Consider life insurance as an appropriate way of supporting your family after you are gone, and make sure that life insurance policies are ‘written in an appropriate trust’, which means that the proceeds can be released before Probate has been obtained.
Simple and transparent finances
The more complicated your financial affairs, the greater the difficulty could be for those you leave behind. Try and make things as simple and transparent as you can. Go through your documents and either dispose of or identify those that are no longer valid. If there are matters that should have been disclosed to HM Revenue & Customs (HMRC), think seriously about disclosing now and getting everything cleared up.
Inheritance Tax provision
In the event that your estate is likely to be subject to Inheritance Tax (IHT), it requires advance planning. If your estate passes to a surviving spouse or partner (or to charity), IHT is not likely to be an issue. On the second death, the first £325,000 (the ‘nil-rate band’) of your estate is likely to be free of tax. You may benefit from an additional £325,000 if a spouse has pre-deceased you, and those dying after 5 April 2017 may benefit from an additional exemption in respect of the family home.
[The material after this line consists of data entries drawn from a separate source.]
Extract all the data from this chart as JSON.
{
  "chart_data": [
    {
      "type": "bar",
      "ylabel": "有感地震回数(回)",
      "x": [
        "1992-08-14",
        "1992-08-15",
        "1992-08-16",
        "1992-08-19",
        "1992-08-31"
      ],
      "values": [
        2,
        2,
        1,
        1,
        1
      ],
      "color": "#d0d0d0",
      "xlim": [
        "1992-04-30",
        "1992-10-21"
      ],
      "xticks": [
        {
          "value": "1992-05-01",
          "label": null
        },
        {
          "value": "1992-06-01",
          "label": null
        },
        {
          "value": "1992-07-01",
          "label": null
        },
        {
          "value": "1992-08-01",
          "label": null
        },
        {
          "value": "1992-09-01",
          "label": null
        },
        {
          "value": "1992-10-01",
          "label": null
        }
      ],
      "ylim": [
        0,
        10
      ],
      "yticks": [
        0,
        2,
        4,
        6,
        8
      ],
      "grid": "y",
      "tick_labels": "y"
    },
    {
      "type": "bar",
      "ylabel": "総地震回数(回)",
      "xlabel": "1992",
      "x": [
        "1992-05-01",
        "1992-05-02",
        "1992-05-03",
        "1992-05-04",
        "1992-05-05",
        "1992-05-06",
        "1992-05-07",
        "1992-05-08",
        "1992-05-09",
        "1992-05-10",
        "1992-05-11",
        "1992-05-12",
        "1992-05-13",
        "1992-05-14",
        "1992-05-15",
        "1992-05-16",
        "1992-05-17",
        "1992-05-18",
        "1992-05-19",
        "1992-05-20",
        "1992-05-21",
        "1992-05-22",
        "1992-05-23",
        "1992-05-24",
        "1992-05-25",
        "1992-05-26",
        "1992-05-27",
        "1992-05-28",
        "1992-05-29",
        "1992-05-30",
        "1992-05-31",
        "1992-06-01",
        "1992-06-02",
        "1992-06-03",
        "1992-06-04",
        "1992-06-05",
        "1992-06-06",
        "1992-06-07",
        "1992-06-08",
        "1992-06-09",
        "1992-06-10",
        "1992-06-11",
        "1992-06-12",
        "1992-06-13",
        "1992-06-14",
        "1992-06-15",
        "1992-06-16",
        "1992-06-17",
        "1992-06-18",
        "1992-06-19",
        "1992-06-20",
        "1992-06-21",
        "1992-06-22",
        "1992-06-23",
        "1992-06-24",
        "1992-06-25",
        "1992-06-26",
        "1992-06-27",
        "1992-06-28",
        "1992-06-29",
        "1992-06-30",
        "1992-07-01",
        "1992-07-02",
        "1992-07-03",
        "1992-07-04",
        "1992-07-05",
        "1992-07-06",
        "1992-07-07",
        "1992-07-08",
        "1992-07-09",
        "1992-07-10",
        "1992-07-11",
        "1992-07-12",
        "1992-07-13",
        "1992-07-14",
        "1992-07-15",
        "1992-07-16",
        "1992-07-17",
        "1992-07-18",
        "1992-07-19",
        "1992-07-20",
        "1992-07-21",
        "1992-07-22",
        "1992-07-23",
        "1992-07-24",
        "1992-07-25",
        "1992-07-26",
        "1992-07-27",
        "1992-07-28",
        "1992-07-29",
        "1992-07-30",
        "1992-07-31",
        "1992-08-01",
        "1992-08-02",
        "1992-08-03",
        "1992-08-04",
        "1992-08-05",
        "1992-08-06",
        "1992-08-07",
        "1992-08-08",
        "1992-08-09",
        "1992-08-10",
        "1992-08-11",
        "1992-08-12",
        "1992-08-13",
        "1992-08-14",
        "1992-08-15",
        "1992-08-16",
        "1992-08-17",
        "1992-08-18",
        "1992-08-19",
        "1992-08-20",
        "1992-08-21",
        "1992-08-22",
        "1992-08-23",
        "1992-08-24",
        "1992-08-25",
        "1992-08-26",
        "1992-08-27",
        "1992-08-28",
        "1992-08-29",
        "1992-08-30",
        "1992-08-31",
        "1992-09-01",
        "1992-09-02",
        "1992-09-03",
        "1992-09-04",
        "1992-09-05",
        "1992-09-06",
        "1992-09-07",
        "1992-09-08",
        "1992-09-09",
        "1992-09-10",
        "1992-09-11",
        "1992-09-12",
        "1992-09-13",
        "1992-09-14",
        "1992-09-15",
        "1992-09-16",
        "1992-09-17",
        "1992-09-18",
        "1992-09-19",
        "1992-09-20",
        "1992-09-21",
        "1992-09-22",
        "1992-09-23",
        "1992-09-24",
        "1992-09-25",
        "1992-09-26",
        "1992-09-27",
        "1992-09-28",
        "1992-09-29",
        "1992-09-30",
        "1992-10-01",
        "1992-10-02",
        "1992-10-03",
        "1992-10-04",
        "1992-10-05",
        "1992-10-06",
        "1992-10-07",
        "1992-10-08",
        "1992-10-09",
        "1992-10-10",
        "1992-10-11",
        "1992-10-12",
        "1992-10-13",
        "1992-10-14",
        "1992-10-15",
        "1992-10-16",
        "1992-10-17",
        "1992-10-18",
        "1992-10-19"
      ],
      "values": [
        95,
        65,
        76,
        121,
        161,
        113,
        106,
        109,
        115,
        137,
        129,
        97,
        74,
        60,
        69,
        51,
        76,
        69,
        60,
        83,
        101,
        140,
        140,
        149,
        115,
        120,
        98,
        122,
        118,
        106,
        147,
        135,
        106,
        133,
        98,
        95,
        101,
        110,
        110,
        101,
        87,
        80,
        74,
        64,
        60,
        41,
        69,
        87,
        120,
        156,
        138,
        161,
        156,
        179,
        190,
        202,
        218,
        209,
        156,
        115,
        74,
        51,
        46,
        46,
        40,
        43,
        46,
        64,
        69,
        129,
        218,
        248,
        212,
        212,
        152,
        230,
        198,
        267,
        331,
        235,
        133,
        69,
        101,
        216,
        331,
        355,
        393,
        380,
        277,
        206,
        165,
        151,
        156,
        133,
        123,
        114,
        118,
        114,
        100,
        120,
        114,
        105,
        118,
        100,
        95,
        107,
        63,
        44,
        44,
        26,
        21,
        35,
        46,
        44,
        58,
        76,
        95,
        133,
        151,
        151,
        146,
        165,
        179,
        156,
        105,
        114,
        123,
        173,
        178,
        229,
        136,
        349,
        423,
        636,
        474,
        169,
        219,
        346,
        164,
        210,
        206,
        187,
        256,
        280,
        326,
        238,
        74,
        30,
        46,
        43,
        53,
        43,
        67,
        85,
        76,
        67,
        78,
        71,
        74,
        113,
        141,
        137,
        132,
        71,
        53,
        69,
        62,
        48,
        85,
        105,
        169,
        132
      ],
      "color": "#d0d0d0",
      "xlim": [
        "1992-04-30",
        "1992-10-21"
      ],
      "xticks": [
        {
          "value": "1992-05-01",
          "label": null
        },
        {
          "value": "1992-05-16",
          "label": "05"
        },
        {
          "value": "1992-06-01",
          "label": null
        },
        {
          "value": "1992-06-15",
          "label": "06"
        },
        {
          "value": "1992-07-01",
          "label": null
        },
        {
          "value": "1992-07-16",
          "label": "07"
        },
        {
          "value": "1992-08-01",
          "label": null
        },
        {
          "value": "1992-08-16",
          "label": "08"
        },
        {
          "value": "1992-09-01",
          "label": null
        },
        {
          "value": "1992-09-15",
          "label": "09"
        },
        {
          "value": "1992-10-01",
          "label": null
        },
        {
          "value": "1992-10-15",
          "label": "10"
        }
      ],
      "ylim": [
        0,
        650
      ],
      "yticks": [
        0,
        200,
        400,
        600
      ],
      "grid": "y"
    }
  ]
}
However, if you have remained single, have divorced and not remarried, or are in a common-law relationship, the exempt amount may be just £325,000. And, if you have made substantial lifetime gifts, this may not be available to set against your estate at death. Any value not covered by reliefs or exemptions is charged to IHT at 40% (or 36% if 10% of the net estate is left to a registered charity).
Lasting power of attorney
All of the above relate to what happens when you die. There is a distinct possibility, however, that you will lose capacity to deal with your affairs well before that point.
Lasting powers of attorney (LPAs) are intended to fill the gap – they are a legal document under which you appoint one or more persons to deal with either or both of your financial affairs and your health and welfare in the event that you are no longer able to deal with things yourself. An LPA is important, and it should be drawn up while you still have full capacity (they are often dealt with at the same time as a Will). Bear in mind that incapacity could be triggered by an accident or a sudden illness, rather than gradual decline. τ
LEVELS, BASES OF AND RELIEFS FROM TAXATION MAY BE SUBJECT TO CHANGE, AND THEIR VALUE DEPENDS ON THE INDIVIDUAL CIRCUMSTANCES OF THE INVESTOR.